|Whyte, Authrine - UNIV IA, IOWA CITY, IA|
|Joshi, Biren - UNIV IA, IOWA CITY, IA|
|Gloer, James - UNIV IA, IOWA CITY,IA|
Submitted to: Journal of Natural Products
Publication Type: Peer Reviewed Journal
Publication Acceptance Date: May 5, 2000
Publication Date: N/A
Interpretive Summary: There is an urgent need for new sources of antiinsectan agents that can be used in combating insect pests of crops, and fungal sclerotia offer a potential source of novel insecticides useful to agriculture. Scleramide, a new cyclic peptide, was isolated from extracts of the sclerotia of Aspergillus sclerotiorum.
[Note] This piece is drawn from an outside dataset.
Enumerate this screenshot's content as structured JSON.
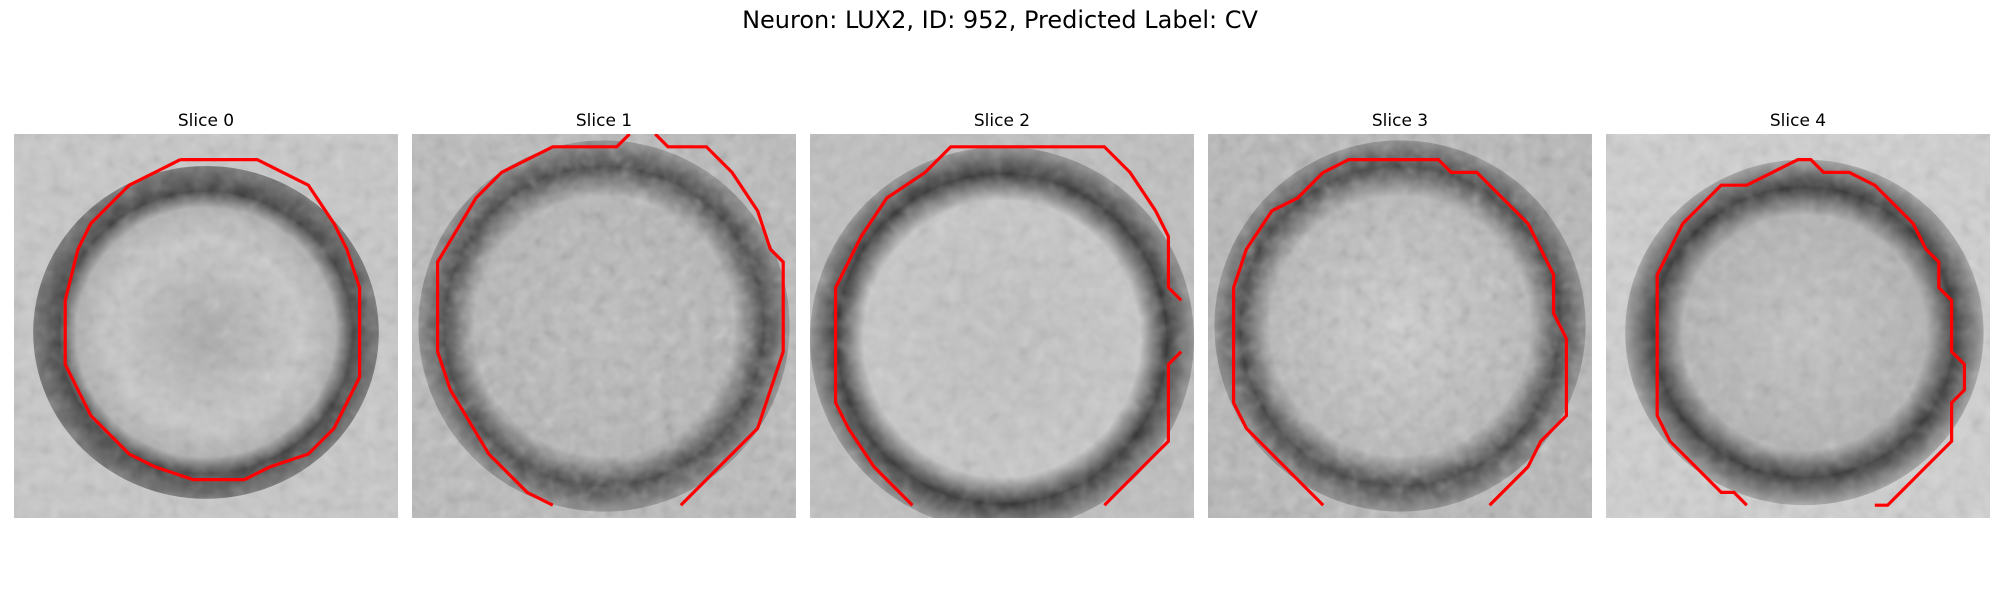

When applied to cotton leaf disks, scleramide caused a modest 27% reduction in feeding rate when tested against the fall armyworm Spodoptera frugiptera. Insect resistance to pesticides has become increasingly problematic in recent years, and new classes of environmentally friendly agricultural pesticides are also needed.
Technical Abstract: Scleramide, a new cyclic hexapeptide, and a new oxidized bis-indolyl benzenoid derivative (2"-oxoasterriquinol D methyl ether) were isolated from extracts of the sclerotia of Aspergillus sclerotiorum (NRRL 5167). The structures of these compounds were determined by analysis of 1D- and 2D-NMR experiments.